Thousands of films have featured evil and murder as their subjects, but no filmmakers can master the topics the way Alfred Hitchcock could. Where other directors make movies about bogeymen who slash people to ribbons for revenge or bloodlust or money, Hitchcock took delight in portraying evil not as the nightmarish visions of the slasher, but as good-looking young men who could easily blend into the crowd. Real evil more often comes with a friendly smile and a handshake than it does with a knife.
Take Brandon Shaw (John Dall), the murderer in Rope. Brandon kills not because of anger or for profit, but for the artistry of it; the thought of killing an inferior being and getting away with it scot-free is too intriguing to pass up. To him, murder isn't just an unparalleled adrenaline rush, but an art form. Minutes after strangling David Kently and hiding the corpse in a large wooden chest in his living room, he has a dinner party where the guests include David's parents and fiancee. Even better, hors d'oeuvres will be served on the temporary grave. His joy and satisfaction are palatable — "The perfect crime," he says to his partner, "with no mistakes".
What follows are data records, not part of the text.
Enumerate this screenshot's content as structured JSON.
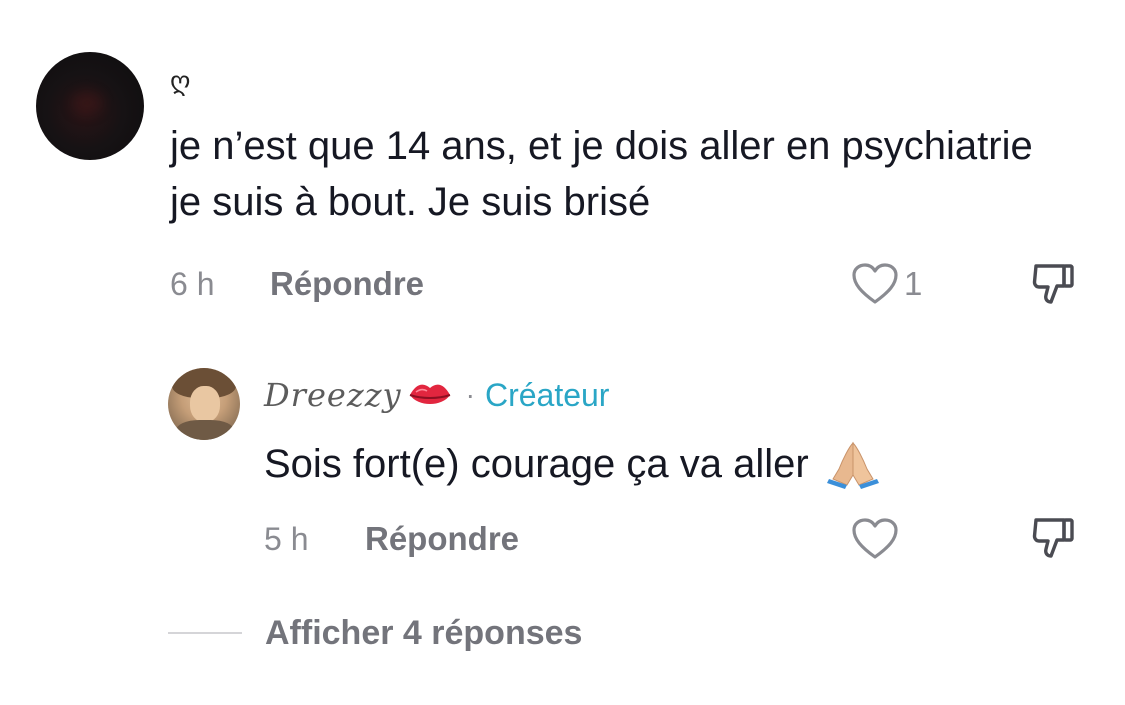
{
  "main_comment": {
    "username": "ღ",
    "text": "je n’est que 14 ans, et je dois aller en psychiatrie je suis à bout. Je suis brisé",
    "time": "6 h",
    "reply_label": "Répondre",
    "like_count": "1",
    "avatar": "dark-avatar"
  },
  "reply": {
    "username": "Dreezzy",
    "username_emoji": "lips-kiss-icon",
    "separator": "·",
    "badge": "Créateur",
    "text": "Sois fort(e) courage ça va aller",
    "text_emoji": "folded-hands-icon",
    "time": "5 h",
    "reply_label": "Répondre",
    "avatar": "user-photo-avatar"
  },
  "show_replies_label": "Afficher 4 réponses",
  "colors": {
    "primary_text": "#161823",
    "secondary_text": "#73747b",
    "creator_badge": "#2aa6c6",
    "background": "#ffffff"
  }
}
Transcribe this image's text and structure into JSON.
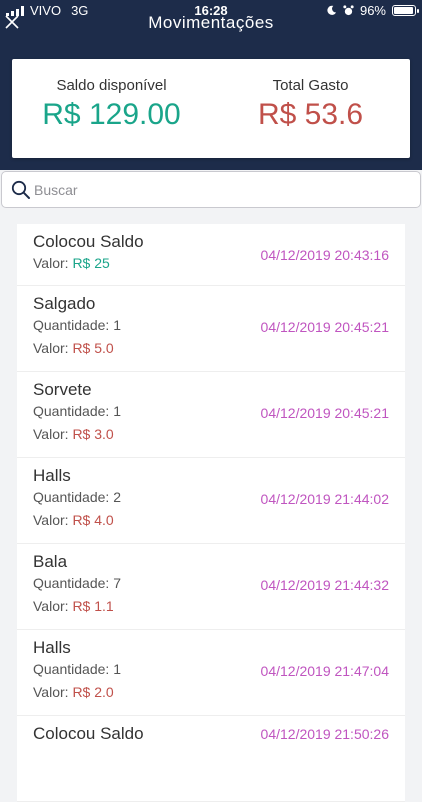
{
  "status_bar": {
    "carrier": "VIVO",
    "network": "3G",
    "time": "16:28",
    "battery": "96%",
    "battery_level": 0.96
  },
  "header": {
    "title": "Movimentações"
  },
  "summary": {
    "balance_label": "Saldo disponível",
    "balance_value": "R$ 129.00",
    "spent_label": "Total Gasto",
    "spent_value": "R$ 53.6"
  },
  "search": {
    "placeholder": "Buscar",
    "value": ""
  },
  "colors": {
    "header_bg": "#1d2c4a",
    "positive": "#1aa58a",
    "negative": "#c0504a",
    "date": "#c055c0"
  },
  "list": {
    "quantity_label": "Quantidade:",
    "value_label": "Valor:",
    "items": [
      {
        "title": "Colocou Saldo",
        "quantity": "",
        "value": "R$ 25",
        "positive": true,
        "date": "04/12/2019 20:43:16"
      },
      {
        "title": "Salgado",
        "quantity": "1",
        "value": "R$ 5.0",
        "positive": false,
        "date": "04/12/2019 20:45:21"
      },
      {
        "title": "Sorvete",
        "quantity": "1",
        "value": "R$ 3.0",
        "positive": false,
        "date": "04/12/2019 20:45:21"
      },
      {
        "title": "Halls",
        "quantity": "2",
        "value": "R$ 4.0",
        "positive": false,
        "date": "04/12/2019 21:44:02"
      },
      {
        "title": "Bala",
        "quantity": "7",
        "value": "R$ 1.1",
        "positive": false,
        "date": "04/12/2019 21:44:32"
      },
      {
        "title": "Halls",
        "quantity": "1",
        "value": "R$ 2.0",
        "positive": false,
        "date": "04/12/2019 21:47:04"
      },
      {
        "title": "Colocou Saldo",
        "quantity": "",
        "value": "",
        "positive": true,
        "date": "04/12/2019 21:50:26"
      }
    ]
  }
}
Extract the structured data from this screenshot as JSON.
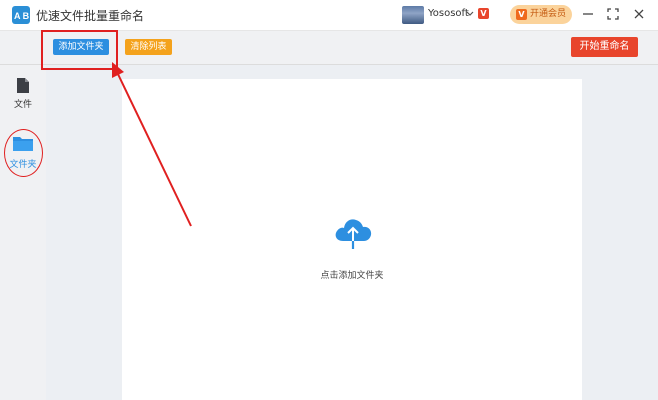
{
  "app": {
    "title": "优速文件批量重命名",
    "logo_text": "A B"
  },
  "user": {
    "name": "Yososoft",
    "vip_badge": "V"
  },
  "header": {
    "member_button": "开通会员",
    "member_icon": "V"
  },
  "window_controls": {
    "minimize": "—",
    "maximize": "⛶",
    "close": "✕"
  },
  "toolbar": {
    "add_folder": "添加文件夹",
    "clear_list": "清除列表",
    "start_rename": "开始重命名"
  },
  "sidebar": {
    "items": [
      {
        "label": "文件",
        "icon": "file-icon",
        "active": false
      },
      {
        "label": "文件夹",
        "icon": "folder-icon",
        "active": true
      }
    ]
  },
  "main": {
    "dropzone_label": "点击添加文件夹",
    "dropzone_icon": "cloud-upload-icon"
  },
  "colors": {
    "accent_blue": "#2d8fe0",
    "clear_orange": "#f4a21c",
    "start_red": "#e8452c",
    "annotation_red": "#e02020"
  }
}
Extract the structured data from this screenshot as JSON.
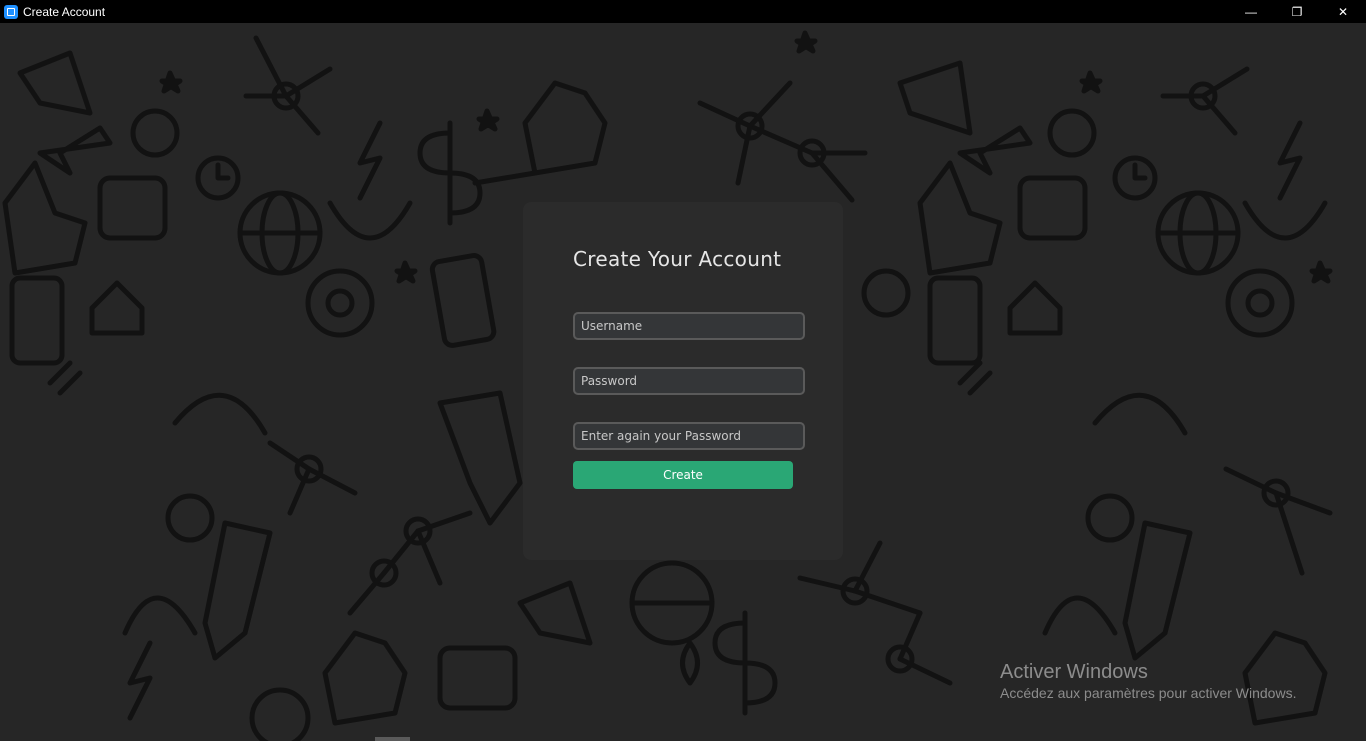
{
  "window": {
    "title": "Create Account",
    "controls": {
      "minimize_glyph": "—",
      "restore_glyph": "❐",
      "close_glyph": "✕"
    }
  },
  "form": {
    "heading": "Create Your Account",
    "username": {
      "placeholder": "Username",
      "value": ""
    },
    "password": {
      "placeholder": "Password",
      "value": ""
    },
    "password_confirm": {
      "placeholder": "Enter again your Password",
      "value": ""
    },
    "submit_label": "Create"
  },
  "watermark": {
    "title": "Activer Windows",
    "subtitle": "Accédez aux paramètres pour activer Windows."
  },
  "colors": {
    "background": "#262626",
    "card": "#2b2b2b",
    "accent": "#2aa775",
    "doodle": "#111111"
  }
}
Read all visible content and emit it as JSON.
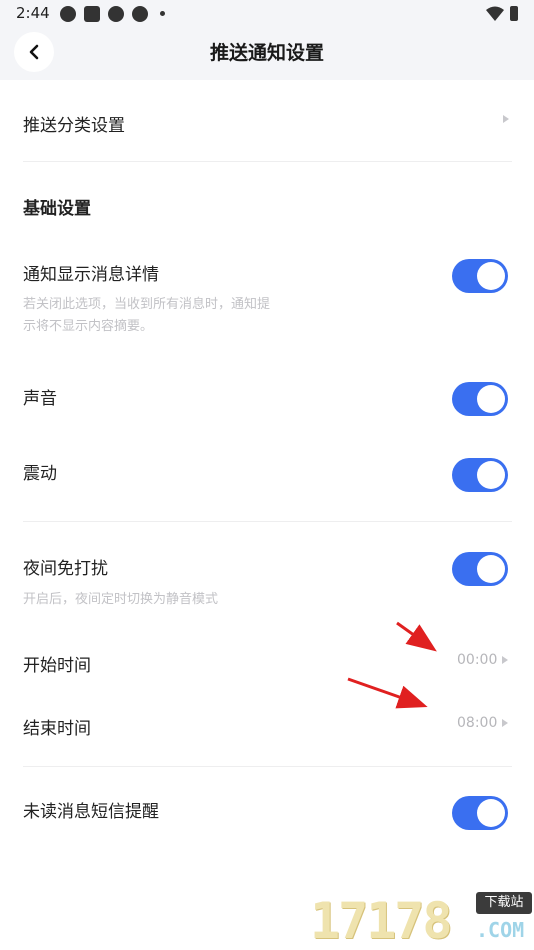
{
  "status_bar": {
    "time": "2:44"
  },
  "header": {
    "title": "推送通知设置"
  },
  "settings": {
    "push_category": {
      "label": "推送分类设置"
    },
    "basic_section_title": "基础设置",
    "show_details": {
      "label": "通知显示消息详情",
      "desc_line1": "若关闭此选项，当收到所有消息时，通知提",
      "desc_line2": "示将不显示内容摘要。",
      "enabled": true
    },
    "sound": {
      "label": "声音",
      "enabled": true
    },
    "vibrate": {
      "label": "震动",
      "enabled": true
    },
    "dnd": {
      "label": "夜间免打扰",
      "desc": "开启后，夜间定时切换为静音模式",
      "enabled": true
    },
    "start_time": {
      "label": "开始时间",
      "value": "00:00"
    },
    "end_time": {
      "label": "结束时间",
      "value": "08:00"
    },
    "sms_reminder": {
      "label": "未读消息短信提醒",
      "enabled": true
    }
  },
  "watermark": {
    "text": "17178",
    "badge": "下载站",
    "suffix": ".COM"
  },
  "colors": {
    "accent": "#3a6ff0",
    "annotation_arrow": "#e02020"
  }
}
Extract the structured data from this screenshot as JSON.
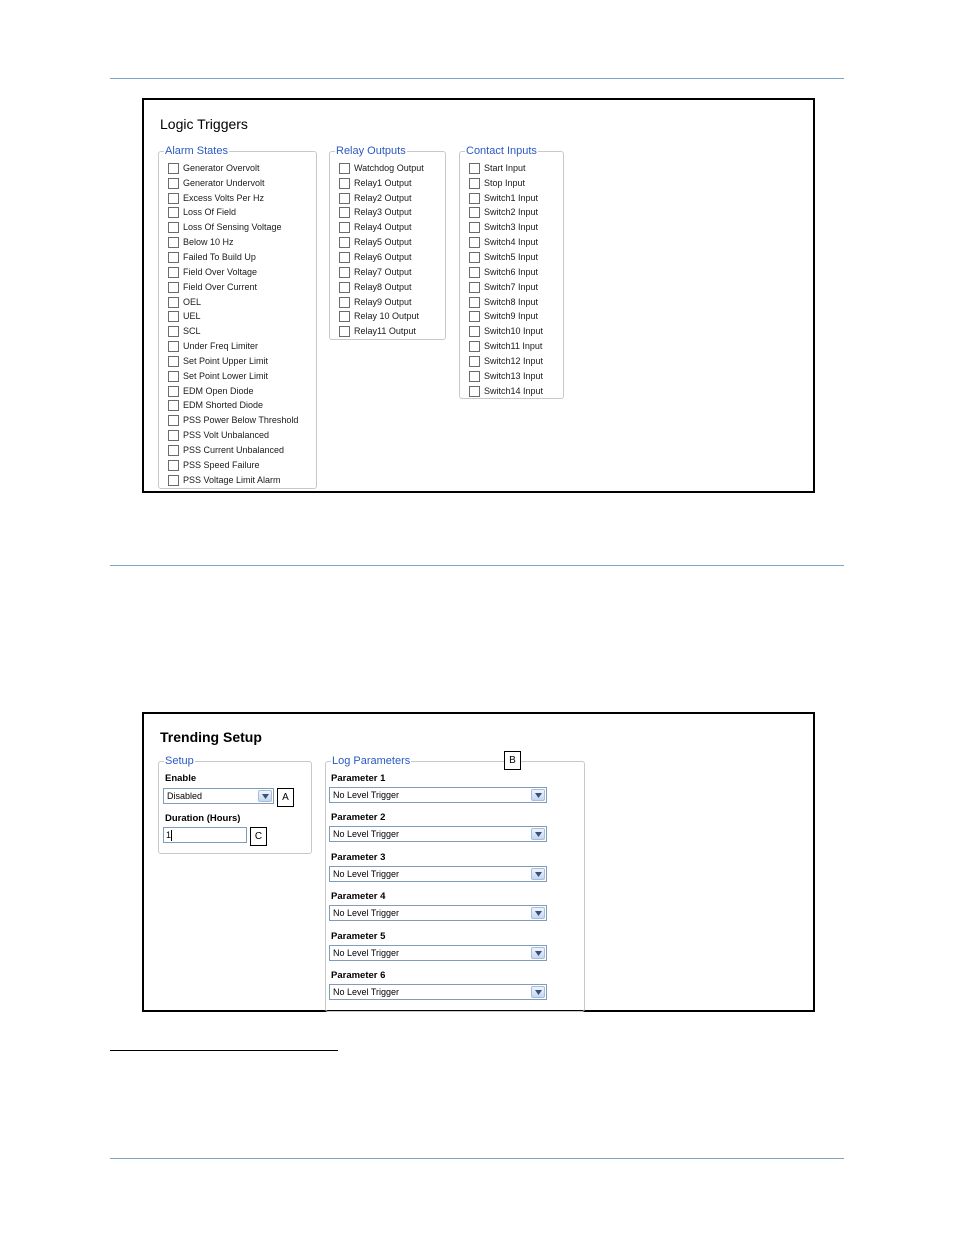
{
  "logic_triggers": {
    "title": "Logic Triggers",
    "alarm_states": {
      "legend": "Alarm States",
      "items": [
        "Generator Overvolt",
        "Generator Undervolt",
        "Excess Volts Per Hz",
        "Loss Of Field",
        "Loss Of Sensing Voltage",
        "Below 10 Hz",
        "Failed To Build Up",
        "Field Over Voltage",
        "Field Over Current",
        "OEL",
        "UEL",
        "SCL",
        "Under Freq Limiter",
        "Set Point Upper Limit",
        "Set Point Lower Limit",
        "EDM Open Diode",
        "EDM Shorted Diode",
        "PSS Power Below Threshold",
        "PSS Volt Unbalanced",
        "PSS Current Unbalanced",
        "PSS Speed Failure",
        "PSS Voltage Limit Alarm"
      ]
    },
    "relay_outputs": {
      "legend": "Relay Outputs",
      "items": [
        "Watchdog Output",
        "Relay1 Output",
        "Relay2 Output",
        "Relay3 Output",
        "Relay4 Output",
        "Relay5 Output",
        "Relay6 Output",
        "Relay7 Output",
        "Relay8 Output",
        "Relay9 Output",
        "Relay 10 Output",
        "Relay11 Output"
      ]
    },
    "contact_inputs": {
      "legend": "Contact Inputs",
      "items": [
        "Start Input",
        "Stop Input",
        "Switch1 Input",
        "Switch2 Input",
        "Switch3 Input",
        "Switch4 Input",
        "Switch5 Input",
        "Switch6 Input",
        "Switch7 Input",
        "Switch8 Input",
        "Switch9 Input",
        "Switch10 Input",
        "Switch11 Input",
        "Switch12 Input",
        "Switch13 Input",
        "Switch14 Input"
      ]
    }
  },
  "trending_setup": {
    "title": "Trending Setup",
    "setup": {
      "legend": "Setup",
      "enable_label": "Enable",
      "enable_value": "Disabled",
      "duration_label": "Duration (Hours)",
      "duration_value": "1"
    },
    "log_parameters": {
      "legend": "Log Parameters",
      "parameters": [
        {
          "label": "Parameter 1",
          "value": "No Level Trigger"
        },
        {
          "label": "Parameter 2",
          "value": "No Level Trigger"
        },
        {
          "label": "Parameter 3",
          "value": "No Level Trigger"
        },
        {
          "label": "Parameter 4",
          "value": "No Level Trigger"
        },
        {
          "label": "Parameter 5",
          "value": "No Level Trigger"
        },
        {
          "label": "Parameter 6",
          "value": "No Level Trigger"
        }
      ]
    },
    "callouts": {
      "a": "A",
      "b": "B",
      "c": "C"
    }
  },
  "colors": {
    "rule": "#7ea6c4",
    "legend_text": "#2b59c3"
  }
}
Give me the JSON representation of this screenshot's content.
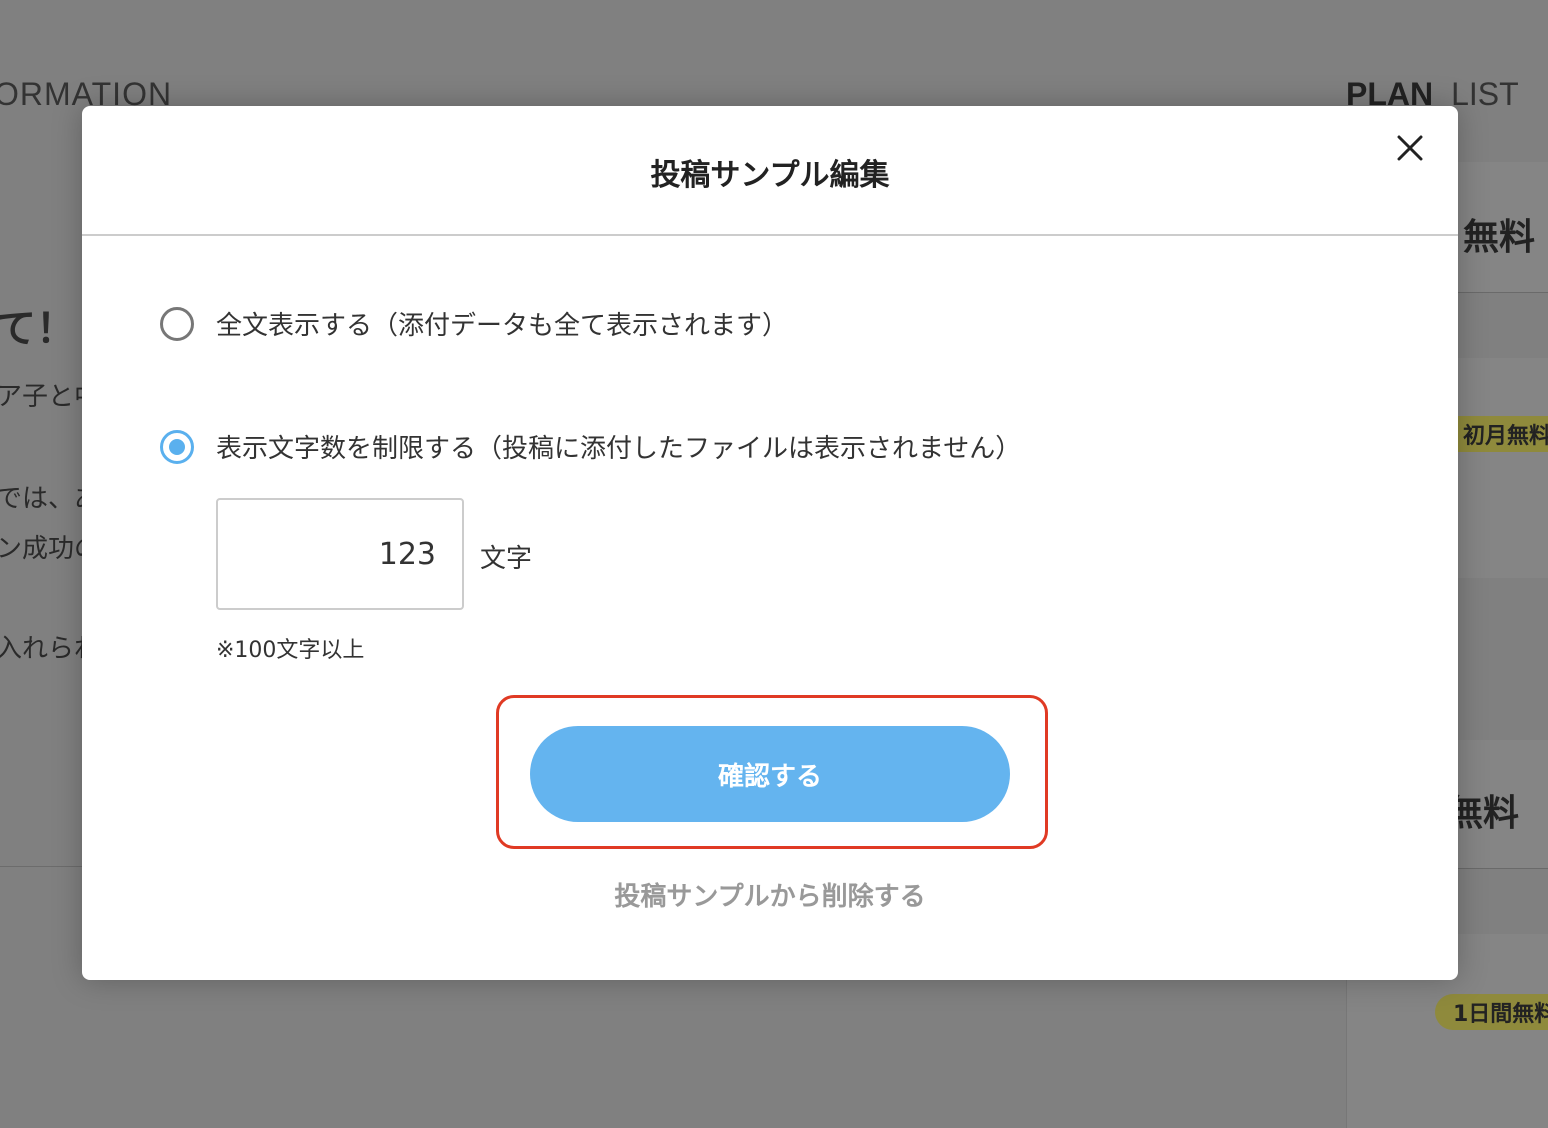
{
  "background": {
    "nav_left": "ORMATION",
    "nav_plan": "PLAN",
    "nav_list": "LIST",
    "article_lines": [
      "て！",
      "ア子と中",
      "では、あ",
      "ン成功の",
      "入れられ"
    ],
    "plan_cards": [
      {
        "title": "無料"
      },
      {
        "badge": "初月無料"
      },
      {
        "title": "無料"
      },
      {
        "badge": "1日間無料"
      }
    ]
  },
  "modal": {
    "title": "投稿サンプル編集",
    "close_icon": "close-icon",
    "options": [
      {
        "label": "全文表示する（添付データも全て表示されます）",
        "selected": false
      },
      {
        "label": "表示文字数を制限する（投稿に添付したファイルは表示されません）",
        "selected": true
      }
    ],
    "char_count_value": "123",
    "char_unit": "文字",
    "char_note": "※100文字以上",
    "confirm_label": "確認する",
    "delete_label": "投稿サンプルから削除する"
  },
  "colors": {
    "accent": "#64b4ef",
    "highlight": "#e03a24",
    "overlay": "#808080"
  }
}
He is wrong. His first mistake was to include Phillip Morgan (Farley Granger), his roommate and homosexual lover, in the plan. Unlike Brandon, Phillip isn't a psychopath, and finds himself instantly smitten with guilt over the crime. Brandon likely foresaw this, but with an ego as big as his, was unable to comprehend performing the perfect crime and then having no one to boast about it with.
His second mistake was to invite Rupert Cadell (Jimmy Stewart, perfect as always), their old teacher, to the dinner party. Brandon couldn't resist, as Rupert's discussions about Nietzsche's's superman philosophy provided the moral justification to Brandon that spurred him to commit the murder in the first place. And, while fooling the rest of the dinner guests may be easy, Rupert's constant suspicion and inquisitiveness provide a real challenge, the finishing touch to this masterpiece of crime. Surely even if Rupert discovered the truth, he'd understand, right?
The key to understanding the film lies as much within Rupert as it does the murderers. The smarmy intellectual type, Rupert casually endorses legal murder as a privilege of the elite, though Brandon remarks that Rupert could never actually go through with it. How many of us have fantasized about the semantics of pulling off a murder, or casually remarked that while we were deserving of certain privileges, others aren’t? Rupert's reaction to the truth seems to be suggesting that Hitchcock wants us to hold the mirror up to ourselves.
The film takes place almost in real time, entirely within Brandon and Phillip's apartment, with a mere nine takes. Hitchcock directs with awe-inspiring confidence and skill, allowing the tension to stretch and push the audience to the edge, before smoothly pulling back for a calm which ensures the next call will be even closer.
Unlike most contemporary thrillers, Rope relies on dialogue and a slow, almost torturous burn to generate suspense. The audience already knows the details of the crime, but will the murderers be discovered, and if so, how will everyone react? Rope's plot revolves not around What Will Happen, but What Will Happen Afterwards, in many ways a superior point of view to base the movie around. After all, once big events that occur in our lives are done and over with, we have to live with the consequences, don't we? Hitchcock understands that, but unfortunately for Brandon and Phillip, they don't.